Published on Sunday, March 10th, 2013
After exactly four months and three days since I last fished (three days before the baby arrived), I decided to come out of hibernation and visit one of my favourite fisheries. Kawkawa Lake opens on March 1st each year for its kokanee fishery. Originally I had intended to go on opening day so I could bring my father along during his visit, but unfortunately the weather did not cooperate. A week after opening, the weather was finally giving us a break so I wasted no time to get the boat ready after Nick provided an encouraging report.
We arrived at the lake at 9:30am and it was flat calm. With the sun beaming down and the view of the big snowy mountain in the background, this was starting out very nicely. By 10:00am I had the boat loaded up while Nick and Fred from Chilliwack Dart and Tackle were already anchored and anticipating for the first bite. Just as I cruised past them, Nick reeled in the first kokanee of the day.
There were the odd risers on the surface, but most fish were swimming right on the bottom at 45ft as they always do when it is calm and sunny. We were fishing with krill and a variety of other bait. While bait fishing seems easy, there are lots of uncertainties when fishing at 45ft of depth. The fish could be anywhere. If the bait is suspended a few feet away from the school, then chances are you will be staring at a motionless rod all day.
As soon as I dropped anchors, the sounder showed a big school of fish directly below me. The beeps kept on coming and I thought that it was broken because I’ve never seen it that active before. Immediately the rod tip started moving and I managed to miss all three chances in the first ten minutes.
I decided to anchor 100 feet away from Nick. Seeing that we were anchoring at the same depth, I didn’t think the fishing results would be very different. Once again I was completely wrong. While I couldn’t trigger another bite, Nick managed to haul in one fish after another on each drop.
“Come on closer!”, he yelled. I hesitated and re-anchored at 50 feet away from him.
“Closer! No fish there!”
I pulled up anchors once again after another 30 minutes of no fish. Meanwhile, Nick and Fred had already reached their limit of four fish each in the cooler.
I re-anchored at 5 feet away from Nick and I reached the conclusion that spots do not always make a difference. While I was still trying to trick a fish to bite, Nick continued to pull them up from the deep like a commercial long-liner!
Finally, after 15 minutes of fiddling around, I detected a soft bite on the rod tip. Perhaps I am simply too rusty after many fishless months, I don’t seem to remember kokanee bites to be that light. I missed the first hit, but it managed to hook itself after I left the rod alone for a few more minutes. The first fish was finally in the boat, a fat silver kokanee measured at 13 inches long.
Just as I was getting excited about the non-stop action, the bites stopped for everyone! “Time to move.”, Nick announced, “We are going to target cutthroat trout now.”
I decided to stick to the same spot and hope the school would return for another feeding frenzy. The southwesterly breeze picked up gradually as I waited. A trout must have sympathized my poor performance and ran itself into the line. Other than that, it was pretty uneventful for a couple of hours.

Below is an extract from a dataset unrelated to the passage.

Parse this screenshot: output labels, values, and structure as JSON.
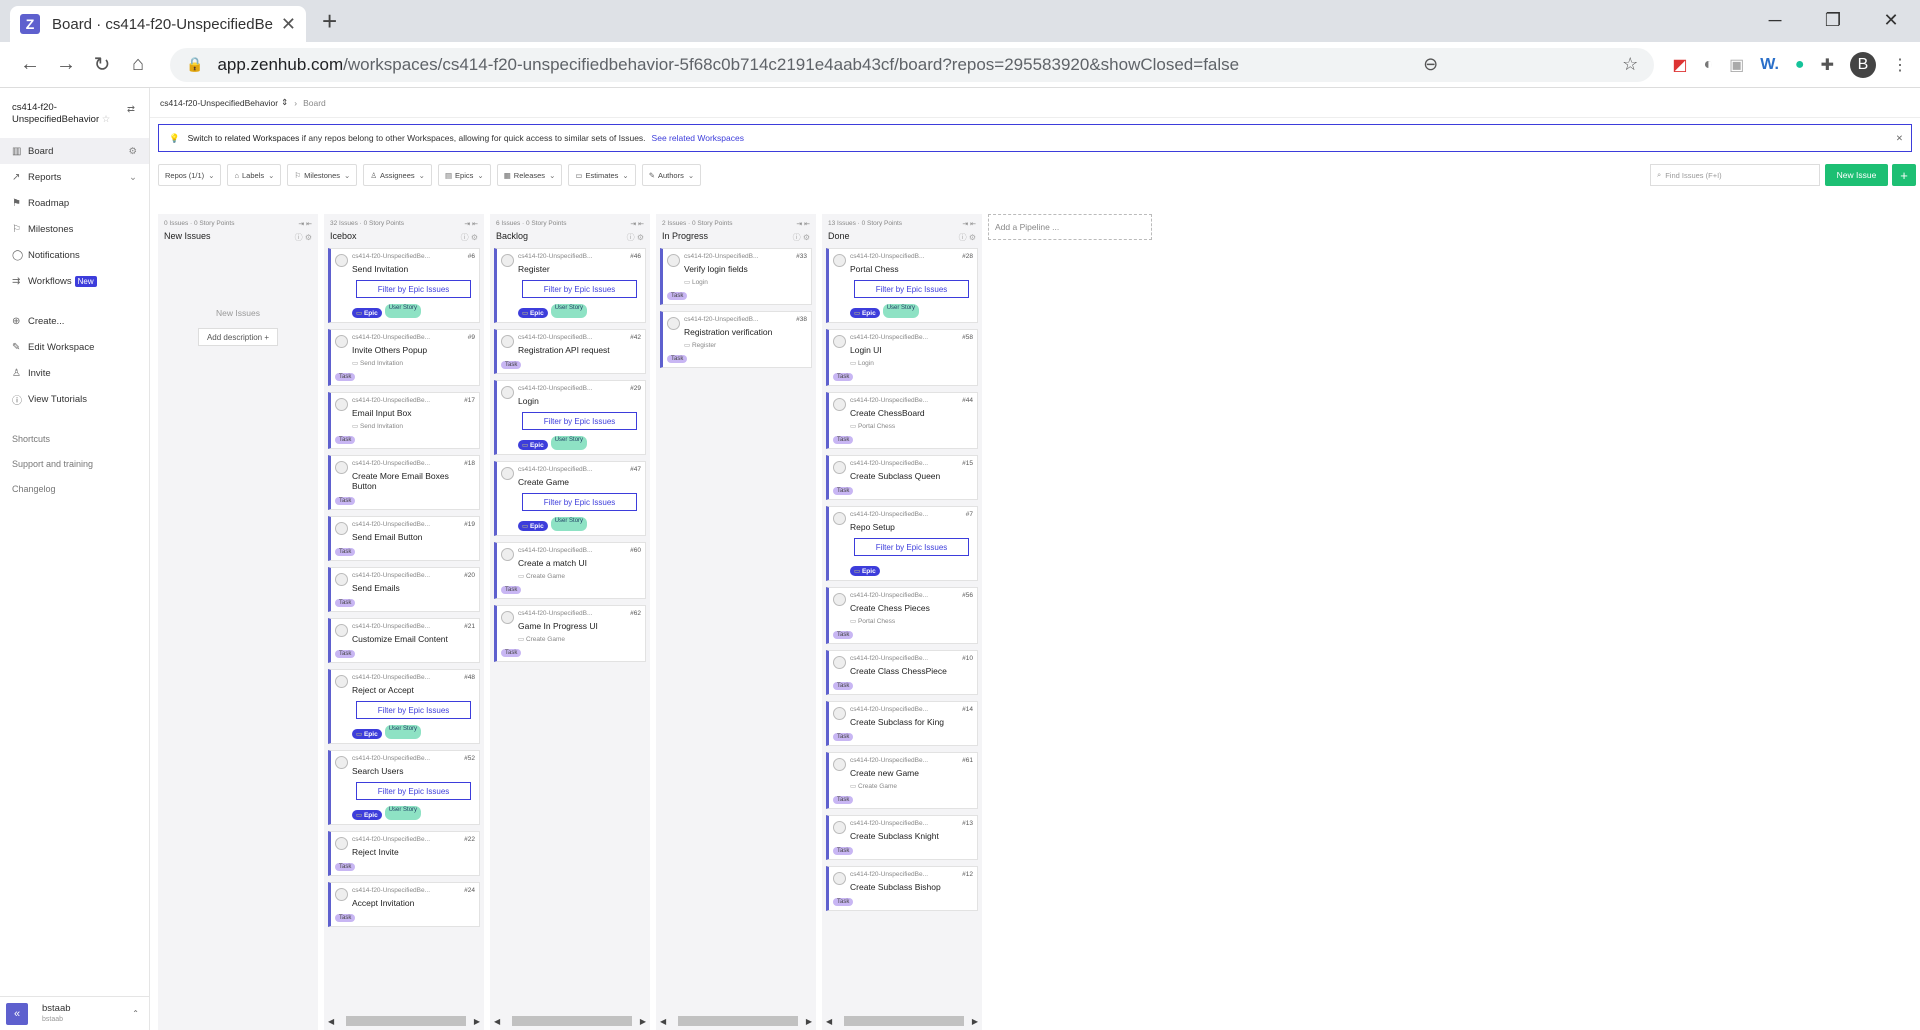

Eventually there were some surface activities. While the sun was still out, the chop on the water provided a good cover for fish. I pulled out the float rod and adjusted the depth to around 5 feet. It took no time for the little orange dot to disappear. Finally I was in the zone. The bites could not be stopped. Each cast was followed by a bite a minute after. I managed to bring in both kokanee and landlocked coho salmon in a variety of sizes.
The last hour of the trip definitely saved the day, because I was sure that no fish other than the lonely one was coming home. In the end I brought four healthy looking kokanee back and enjoyed them very much by lightly seasoning and baking them in the oven. This is why fishing can be so exciting, every trip is an unique experience with plenty of lessons to learn.